La streetart è servita anche a sensibilizzare i cittadini a Milano e Roma, nell’ambito delle manifestazioni che hanno portato alle campagne informative del primo dicembre, il World Aids Day. A Milano gli Orticanoodles, a Roma Knet, hanno realizzato una gigantesca opera riprodotta su un bus che girava per le due città per diffondere informazioni e messaggi accurati sulla malattia e su come ci si dovrebbe comportare.

KNET – Sia a Roma che a Milano la tecnologia ha fatto da filo conduttore dell’esperienza artistica. Per animare la foto che si vede sul bus informativo che è circolato nelle due città con due soggetti diversi (come anche quelle dell’articolo che state leggendo) bisognava inquadrare sul pc o su carta con uno smartphone attraverso la app Bepart, che è partner di questo progetto.
Knet, street artist salerinato che da sempre ha realizzato lavori connessi col sociale, così racconta l’opera: “Ho immaginato una mano che, idealmente, rappresenta i progressi scientifici e l’informazione, fa esplodere la bolla virus che racchiude le persone che convivono con l’HIV, permettendo loro di uscire dall’isolamento e tornare a vivere in società alla pari degli altri. Il tutto con uno stile che richiama Keith Haring, artista morto di AIDS nel 1990”.
L’incomunicabilità tra i due mondi, quello che si sente al sicuro, la società “normale” e normalizzata, e quello degli ammalati è quindi la partenza di questa singolare opera di #Knet per il progetto che Gilead ha intitolato #trattamibene (questo il sito www.hivtrattamibene.it promosso da Gilead Sciences).
ISPIRAZIONE – “Le parole da cui sono partito – ci ha detto Knet – sono “Trattami bene liberami” e ho pensato di promuovere artisticamente il messaggio che volevano diffondere. Sono andato a Milano, ho lavorato nello studio di Orticanoodles mentre loro partorivano idee sulla campagna da far girare in città. Per Roma, ho disegnato una tela in acrilico di grandi dimensioni che poi è stata fotografata in alta definizione ed è stata riprodotta a laser sul bus”.

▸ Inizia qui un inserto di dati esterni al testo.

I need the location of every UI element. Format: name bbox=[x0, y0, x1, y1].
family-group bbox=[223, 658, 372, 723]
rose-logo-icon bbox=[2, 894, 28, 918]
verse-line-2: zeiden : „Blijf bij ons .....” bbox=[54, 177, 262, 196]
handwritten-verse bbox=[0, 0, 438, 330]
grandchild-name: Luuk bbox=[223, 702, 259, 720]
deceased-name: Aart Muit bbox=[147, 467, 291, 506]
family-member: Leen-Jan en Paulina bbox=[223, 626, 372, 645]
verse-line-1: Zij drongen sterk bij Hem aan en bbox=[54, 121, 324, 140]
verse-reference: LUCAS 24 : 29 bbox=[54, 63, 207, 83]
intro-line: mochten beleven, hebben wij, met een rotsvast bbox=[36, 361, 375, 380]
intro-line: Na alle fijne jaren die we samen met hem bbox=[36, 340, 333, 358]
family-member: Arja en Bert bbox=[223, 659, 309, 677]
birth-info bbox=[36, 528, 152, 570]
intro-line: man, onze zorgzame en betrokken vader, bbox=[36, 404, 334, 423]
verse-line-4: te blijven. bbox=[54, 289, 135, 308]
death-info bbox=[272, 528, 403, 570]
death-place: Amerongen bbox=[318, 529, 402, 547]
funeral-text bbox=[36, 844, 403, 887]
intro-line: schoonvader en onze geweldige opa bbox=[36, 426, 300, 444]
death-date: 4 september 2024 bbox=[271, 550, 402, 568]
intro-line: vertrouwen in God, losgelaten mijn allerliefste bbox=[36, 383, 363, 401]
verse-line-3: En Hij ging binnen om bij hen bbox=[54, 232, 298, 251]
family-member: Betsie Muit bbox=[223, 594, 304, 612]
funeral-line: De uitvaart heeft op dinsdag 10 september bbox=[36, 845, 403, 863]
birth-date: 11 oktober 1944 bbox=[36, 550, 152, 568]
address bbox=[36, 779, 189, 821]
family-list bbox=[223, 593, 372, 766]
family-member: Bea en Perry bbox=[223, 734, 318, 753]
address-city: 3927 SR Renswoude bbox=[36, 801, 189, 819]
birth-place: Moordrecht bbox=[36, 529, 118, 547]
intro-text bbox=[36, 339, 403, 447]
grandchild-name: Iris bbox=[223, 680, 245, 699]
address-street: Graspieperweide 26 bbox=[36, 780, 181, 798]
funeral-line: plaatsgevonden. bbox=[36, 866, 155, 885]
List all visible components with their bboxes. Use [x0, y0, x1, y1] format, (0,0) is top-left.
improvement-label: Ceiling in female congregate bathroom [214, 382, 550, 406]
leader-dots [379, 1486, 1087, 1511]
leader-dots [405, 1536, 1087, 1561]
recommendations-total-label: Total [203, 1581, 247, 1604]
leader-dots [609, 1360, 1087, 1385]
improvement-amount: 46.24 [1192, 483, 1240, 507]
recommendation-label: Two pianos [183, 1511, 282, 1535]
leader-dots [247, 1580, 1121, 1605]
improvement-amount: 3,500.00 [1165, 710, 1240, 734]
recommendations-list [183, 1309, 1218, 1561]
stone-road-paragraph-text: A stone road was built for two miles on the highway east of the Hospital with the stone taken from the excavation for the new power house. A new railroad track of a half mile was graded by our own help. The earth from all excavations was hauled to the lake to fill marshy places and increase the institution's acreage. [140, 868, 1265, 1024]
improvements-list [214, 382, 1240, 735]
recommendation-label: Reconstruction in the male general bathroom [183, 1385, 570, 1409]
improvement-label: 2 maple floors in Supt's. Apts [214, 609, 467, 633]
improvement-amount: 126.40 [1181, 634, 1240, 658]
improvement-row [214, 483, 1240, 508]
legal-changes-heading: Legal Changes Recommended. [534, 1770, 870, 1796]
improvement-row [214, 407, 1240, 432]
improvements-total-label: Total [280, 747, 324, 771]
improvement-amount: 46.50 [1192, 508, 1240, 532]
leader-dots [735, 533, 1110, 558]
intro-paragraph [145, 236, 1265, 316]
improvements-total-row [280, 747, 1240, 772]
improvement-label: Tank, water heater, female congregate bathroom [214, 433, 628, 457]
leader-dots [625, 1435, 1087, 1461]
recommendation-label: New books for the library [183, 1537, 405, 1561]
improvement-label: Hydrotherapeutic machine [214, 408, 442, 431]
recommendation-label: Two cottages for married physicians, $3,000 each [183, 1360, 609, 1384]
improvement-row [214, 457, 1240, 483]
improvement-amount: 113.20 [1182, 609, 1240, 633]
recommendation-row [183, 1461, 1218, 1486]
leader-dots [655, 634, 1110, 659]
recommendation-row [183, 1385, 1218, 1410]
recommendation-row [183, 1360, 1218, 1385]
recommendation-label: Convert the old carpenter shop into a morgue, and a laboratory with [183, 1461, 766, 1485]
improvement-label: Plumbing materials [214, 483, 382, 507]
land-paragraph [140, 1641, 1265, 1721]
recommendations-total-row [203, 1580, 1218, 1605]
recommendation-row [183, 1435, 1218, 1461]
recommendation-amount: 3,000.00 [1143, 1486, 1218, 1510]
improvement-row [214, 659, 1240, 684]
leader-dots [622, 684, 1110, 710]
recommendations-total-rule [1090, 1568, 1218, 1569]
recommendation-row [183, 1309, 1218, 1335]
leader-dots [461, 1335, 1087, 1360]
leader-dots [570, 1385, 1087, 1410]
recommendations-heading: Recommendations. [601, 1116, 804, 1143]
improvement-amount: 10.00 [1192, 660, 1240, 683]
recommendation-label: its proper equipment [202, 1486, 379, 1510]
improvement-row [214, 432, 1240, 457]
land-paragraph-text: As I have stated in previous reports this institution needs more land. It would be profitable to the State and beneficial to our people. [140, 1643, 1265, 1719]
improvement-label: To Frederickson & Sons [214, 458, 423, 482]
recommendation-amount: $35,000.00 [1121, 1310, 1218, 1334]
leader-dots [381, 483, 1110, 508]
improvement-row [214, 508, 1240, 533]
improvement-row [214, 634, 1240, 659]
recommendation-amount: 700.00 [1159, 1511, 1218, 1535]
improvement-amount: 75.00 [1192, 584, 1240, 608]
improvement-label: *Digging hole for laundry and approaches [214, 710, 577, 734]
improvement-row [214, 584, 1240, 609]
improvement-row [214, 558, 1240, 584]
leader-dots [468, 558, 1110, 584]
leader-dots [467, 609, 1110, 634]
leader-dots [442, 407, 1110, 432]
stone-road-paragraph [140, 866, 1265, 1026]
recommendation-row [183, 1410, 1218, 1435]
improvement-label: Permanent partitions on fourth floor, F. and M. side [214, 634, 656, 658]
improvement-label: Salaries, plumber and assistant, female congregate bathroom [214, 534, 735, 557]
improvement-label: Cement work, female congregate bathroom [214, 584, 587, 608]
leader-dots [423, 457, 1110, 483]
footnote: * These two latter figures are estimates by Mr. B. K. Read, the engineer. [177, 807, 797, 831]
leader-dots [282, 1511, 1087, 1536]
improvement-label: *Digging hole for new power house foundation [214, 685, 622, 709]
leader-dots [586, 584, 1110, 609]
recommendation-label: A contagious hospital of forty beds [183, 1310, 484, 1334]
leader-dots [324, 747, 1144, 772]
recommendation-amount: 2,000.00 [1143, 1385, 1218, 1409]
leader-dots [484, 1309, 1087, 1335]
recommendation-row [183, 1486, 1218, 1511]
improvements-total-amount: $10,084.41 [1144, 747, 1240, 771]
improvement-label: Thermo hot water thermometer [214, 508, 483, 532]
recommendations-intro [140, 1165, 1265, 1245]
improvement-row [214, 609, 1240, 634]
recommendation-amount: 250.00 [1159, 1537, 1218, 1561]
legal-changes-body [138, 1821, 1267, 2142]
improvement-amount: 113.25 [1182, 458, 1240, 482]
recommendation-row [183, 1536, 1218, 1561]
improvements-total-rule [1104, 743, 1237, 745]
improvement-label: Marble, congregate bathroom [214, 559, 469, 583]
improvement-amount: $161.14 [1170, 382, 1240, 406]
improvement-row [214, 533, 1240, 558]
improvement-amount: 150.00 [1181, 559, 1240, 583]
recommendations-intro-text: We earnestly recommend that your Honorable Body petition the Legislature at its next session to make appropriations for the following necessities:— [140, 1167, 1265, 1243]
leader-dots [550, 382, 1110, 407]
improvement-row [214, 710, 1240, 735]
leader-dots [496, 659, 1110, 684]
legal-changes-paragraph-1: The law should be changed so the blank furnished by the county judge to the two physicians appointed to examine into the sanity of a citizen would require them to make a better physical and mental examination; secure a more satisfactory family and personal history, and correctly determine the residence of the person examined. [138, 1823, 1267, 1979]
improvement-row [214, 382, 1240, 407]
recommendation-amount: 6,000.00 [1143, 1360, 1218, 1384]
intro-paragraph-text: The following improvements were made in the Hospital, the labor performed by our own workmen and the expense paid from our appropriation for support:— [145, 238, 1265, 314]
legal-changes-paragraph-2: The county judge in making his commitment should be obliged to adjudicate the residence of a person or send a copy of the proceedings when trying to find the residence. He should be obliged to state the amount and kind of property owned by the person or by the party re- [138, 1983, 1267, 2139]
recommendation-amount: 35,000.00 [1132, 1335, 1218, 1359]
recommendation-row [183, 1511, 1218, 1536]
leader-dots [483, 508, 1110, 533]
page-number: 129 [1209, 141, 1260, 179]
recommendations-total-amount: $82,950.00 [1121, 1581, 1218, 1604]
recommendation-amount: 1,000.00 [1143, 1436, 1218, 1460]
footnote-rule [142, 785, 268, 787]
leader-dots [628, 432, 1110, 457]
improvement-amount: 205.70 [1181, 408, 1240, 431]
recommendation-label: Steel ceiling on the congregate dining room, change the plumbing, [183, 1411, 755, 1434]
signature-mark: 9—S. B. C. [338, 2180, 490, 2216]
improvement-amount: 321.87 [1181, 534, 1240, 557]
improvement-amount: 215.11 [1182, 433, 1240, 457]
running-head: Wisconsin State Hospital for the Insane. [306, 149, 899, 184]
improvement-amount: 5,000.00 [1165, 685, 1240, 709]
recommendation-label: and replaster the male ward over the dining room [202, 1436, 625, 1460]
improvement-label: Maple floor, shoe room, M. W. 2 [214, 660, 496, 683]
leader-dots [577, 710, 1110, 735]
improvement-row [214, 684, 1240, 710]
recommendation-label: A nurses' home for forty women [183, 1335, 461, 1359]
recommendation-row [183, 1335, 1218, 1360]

L’intento di Knet è anche quello di sottolineare come la percezione della malattia sta cambiando nella società e dove si potrebbe arrivare: “Si è passata la fase del virus come scoglio alla sopravvivenza e si è arrivati alla consapevolezza del superamento dello stigma. Ma da qui dobbiamo lottare per migliorare la qualità di vita, sia farmacologica che sociale, delle persone con Hiv”.
Se provate a chiedere a Knet cosa lo ha ispirato, è facile che vi racconterà prima quale mondo ha scartato: “Vi racconto dove non volevo andare con questo progetto. E quindi evitare pietismo, cose già viste, per me è stato difficile il momento dello ‘scarto’ che però mi ha datto arrivare alla creatività che è una rappresentazione di cosa sta succedendo oggi nella società. C’è un gruppo di persone informate, consapevoli, spesso sono quelle contagiate. E c’è una fetta di popolazione che non ha nessuna idea, di come ci si comporta e di cosa si deve fare. La mia è una chiamata a prendere coscienza e lottare contro le incompetenze. Purtroppo le si riscontra spesso anche tra persone che sono preposte alla cura. Non dobbiamo lasciare che sia sempre il contagiato a dover spiegare fino allo sfinimento”.
Come si riflette tutto ciò nell’arte? “Io ho disegnato la normalità di quello che accade ogni giorno. Ci sono le bolle che simboleggiano il virus, la forma vera del virus riprodotta. Queste bolle chiudono delle persone che sono senza colore e sotto nel disegno, ci sono le persone della società che vivono una vita normale, distaccate. Chi sta nella bolla è posizionato anche le atteggiamenti che richiamano alla reazione che si ha quando si ha la diagnosi. Chi prova a trovare i suoi simili, chi scappa, chi non vive con gli altri. La mano che rappresenta la scienza e informazione, in secondo luogo, rompe le bolle e permette la caduta dell’omino che prende il colore che simboleggia la ripresa delle relazioni”.
La normalizzazione del contagiato può esseri quando la scienza lo rende inoffensivo e solo con l’informazione giusta la bolla si rompe. “Infatti – spiega Knet, laureato in sociologia – nell’animazione di realtà aumentata si vede il riallineamento alla societa da parte dellla persona che vive con Hiv. Un gesto semplice e simbolico, che evita drammatizzazione e non spinge alla paura”.